Pitié pour la créature !

Pitié pour la créature !
par Sabatino Barbati

« Aucune société ne peut vivre dans l’archaïsme (qui est une négation de la réalité).
Mais toutes ont cherché à conserver socialement le prolongement de l’enfance ».
Gérard Mendel
« … cesser d’être enfant pour devenir citoyen… »
À la France 1.

Nous nous proposons d’examiner les différentes figures de l’enfant dans la pensée de Pasolini. Notre examen remontera le cours du temps, partant des dernières interventions civiles (notamment les Lettres Luthériennes), pour s’arrêter au recueil La Religion de mon temps (1961), où retentit le cri : pitié pour la créature ! Cette remontée s’apparente à une régression, dont les étapes sont la jeunesse, le fils, l’enfant, la créature.
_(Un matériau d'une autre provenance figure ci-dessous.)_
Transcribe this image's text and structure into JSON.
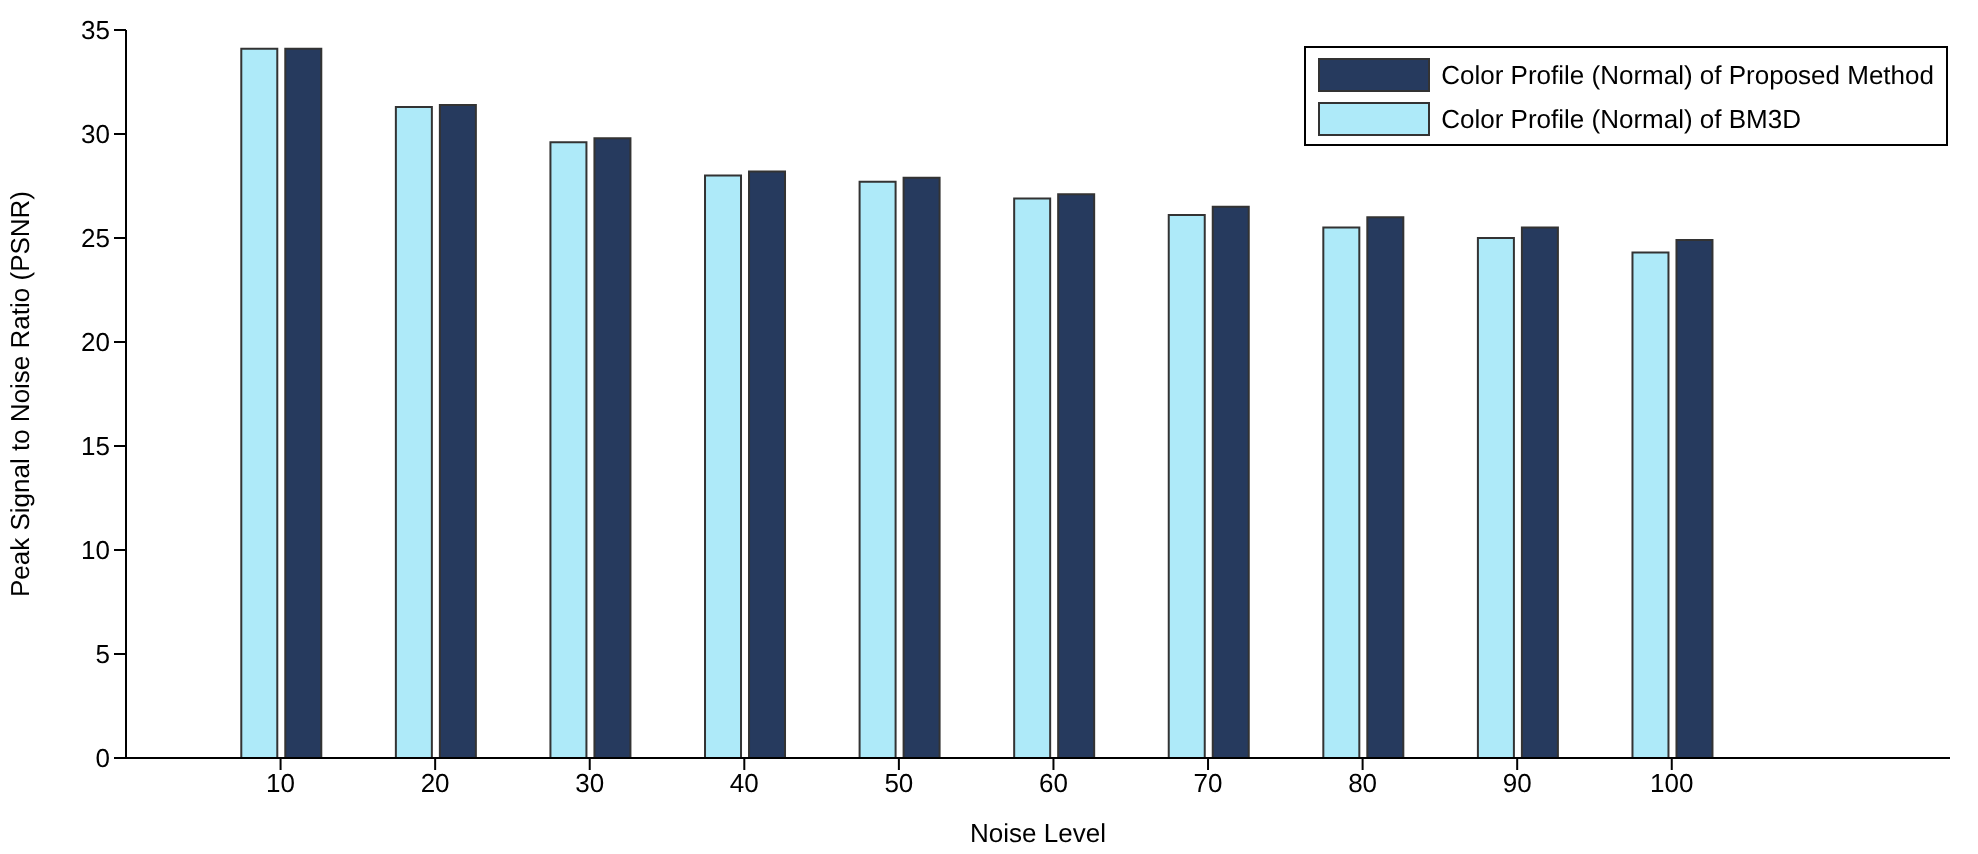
{
  "chart_data": {
    "type": "bar",
    "xlabel": "Noise Level",
    "ylabel": "Peak Signal to Noise Ratio (PSNR)",
    "x": [
      10,
      20,
      30,
      40,
      50,
      60,
      70,
      80,
      90,
      100
    ],
    "series": [
      {
        "name": "Color Profile (Normal) of BM3D",
        "color": "#aeeaf9",
        "values": [
          34.1,
          31.3,
          29.6,
          28.0,
          27.7,
          26.9,
          26.1,
          25.5,
          25.0,
          24.3
        ]
      },
      {
        "name": "Color Profile (Normal) of Proposed Method",
        "color": "#263a5e",
        "values": [
          34.1,
          31.4,
          29.8,
          28.2,
          27.9,
          27.1,
          26.5,
          26.0,
          25.5,
          24.9
        ]
      }
    ],
    "xlim": [
      0,
      118
    ],
    "xticks": [
      10,
      20,
      30,
      40,
      50,
      60,
      70,
      80,
      90,
      100
    ],
    "ylim": [
      0,
      35
    ],
    "yticks": [
      0,
      5,
      10,
      15,
      20,
      25,
      30,
      35
    ],
    "grid": false,
    "legend": "top right"
  }
}
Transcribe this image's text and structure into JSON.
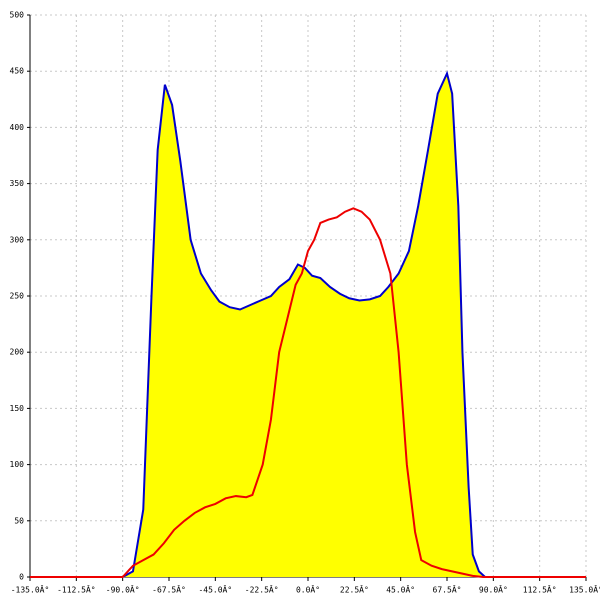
{
  "chart_data": {
    "type": "area",
    "xlim": [
      -135,
      135
    ],
    "xticks": [
      {
        "value": -135,
        "label": "-135.0Â°"
      },
      {
        "value": -112.5,
        "label": "-112.5Â°"
      },
      {
        "value": -90,
        "label": "-90.0Â°"
      },
      {
        "value": -67.5,
        "label": "-67.5Â°"
      },
      {
        "value": -45,
        "label": "-45.0Â°"
      },
      {
        "value": -22.5,
        "label": "-22.5Â°"
      },
      {
        "value": 0,
        "label": "0.0Â°"
      },
      {
        "value": 22.5,
        "label": "22.5Â°"
      },
      {
        "value": 45,
        "label": "45.0Â°"
      },
      {
        "value": 67.5,
        "label": "67.5Â°"
      },
      {
        "value": 90,
        "label": "90.0Â°"
      },
      {
        "value": 112.5,
        "label": "112.5Â°"
      },
      {
        "value": 135,
        "label": "135.0Â°"
      }
    ],
    "ylim": [
      0,
      500
    ],
    "yticks": [
      0,
      50,
      100,
      150,
      200,
      250,
      300,
      350,
      400,
      450,
      500
    ],
    "grid": true,
    "series": [
      {
        "color": "#0000cc",
        "fill": "#ffff00",
        "x": [
          -90,
          -85,
          -80,
          -76,
          -73,
          -69.5,
          -66,
          -62,
          -57,
          -52,
          -47,
          -43,
          -38,
          -33,
          -28,
          -23,
          -18,
          -14,
          -9,
          -4.9,
          -1.5,
          2,
          6,
          10.7,
          15.5,
          20,
          25,
          30,
          35,
          39,
          44,
          49,
          53.5,
          58.3,
          63,
          67.5,
          70,
          73,
          75,
          78,
          80,
          83,
          86
        ],
        "values": [
          0,
          5,
          60,
          250,
          380,
          438,
          420,
          370,
          300,
          270,
          255,
          245,
          240,
          238,
          242,
          246,
          250,
          258,
          265,
          278,
          275,
          268,
          266,
          258,
          252,
          248,
          246,
          247,
          250,
          258,
          270,
          290,
          330,
          380,
          430,
          448,
          430,
          330,
          200,
          80,
          20,
          5,
          0
        ]
      },
      {
        "color": "#ee0000",
        "x": [
          -135,
          -90,
          -85,
          -80,
          -75,
          -70,
          -65,
          -60,
          -55,
          -50,
          -45,
          -40,
          -35,
          -30,
          -27,
          -22,
          -18,
          -14,
          -10,
          -6,
          -3,
          0,
          3,
          6,
          10,
          14,
          18,
          22,
          26,
          30,
          35,
          40,
          44,
          48,
          52,
          55,
          60,
          65,
          70,
          75,
          80,
          85,
          135
        ],
        "values": [
          0,
          0,
          10,
          15,
          20,
          30,
          42,
          50,
          57,
          62,
          65,
          70,
          72,
          71,
          73,
          100,
          140,
          200,
          230,
          260,
          270,
          290,
          300,
          315,
          318,
          320,
          325,
          328,
          325,
          318,
          300,
          270,
          200,
          100,
          40,
          15,
          10,
          7,
          5,
          3,
          1,
          0,
          0
        ]
      }
    ]
  }
}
En cette dernière, le poète trouve la limite, aussi bien que la condition, de son geste (observer les changements insensibles et voir les mutations anthropologiques et chercher à se désillusionner), qui revêt un aspect tragique.

Le rapport de Pasolini à la jeunesse de son époque n’a pas été tendre. Il a fustigé ses accoutrements, ses coupes de cheveux, sa culture aliénée, son conformisme malgré ses airs de rebelle, son ignorance politique qui l’a menée à se faire instrument d’une lutte contre son propre monde, avant, peut-être, d’en entrevoir le caractère factice. Car cette génération aussi n’ira pas au bout (fino in fondo 2), d’autant qu’elle ne semble pas vouloir continuer l’œuvre des anciens, ni prendre quelque idée pour guide. Mais a-t-elle le choix ? La difficulté d’aller jusqu’au bout fait écho à l’inquiétude du commencement (figurée par l’enfant) : peut-on (re)partir de zéro ? S’est-on fait tout seul ? Pourquoi aurions-nous une dette à la naissance ? L’enfant doit-il avoir quelque chose à prouver ? La colère, voire la rage, du poète vis-à-vis de ses contemporains, cache sans doute une grande culpabilité, un se-sentir-en défaut de l’adulte qui voit par exemple son monde disparaître sans avoir pu le retenir, ou qui voit venir ce qu’il redoute sans pouvoir en prémunir la jeunesse. Mais ce ne sont pas que des questions psychologiques ; comme si l’on pouvait recouvrir la portée du propos de Pasolini par le narcissisme de son auteur. Sans doute faudra-t-il s’interroger sur son narcissisme, et pas seulement parce que le narcissisme est une étape décisive dans la formation de l’enfant.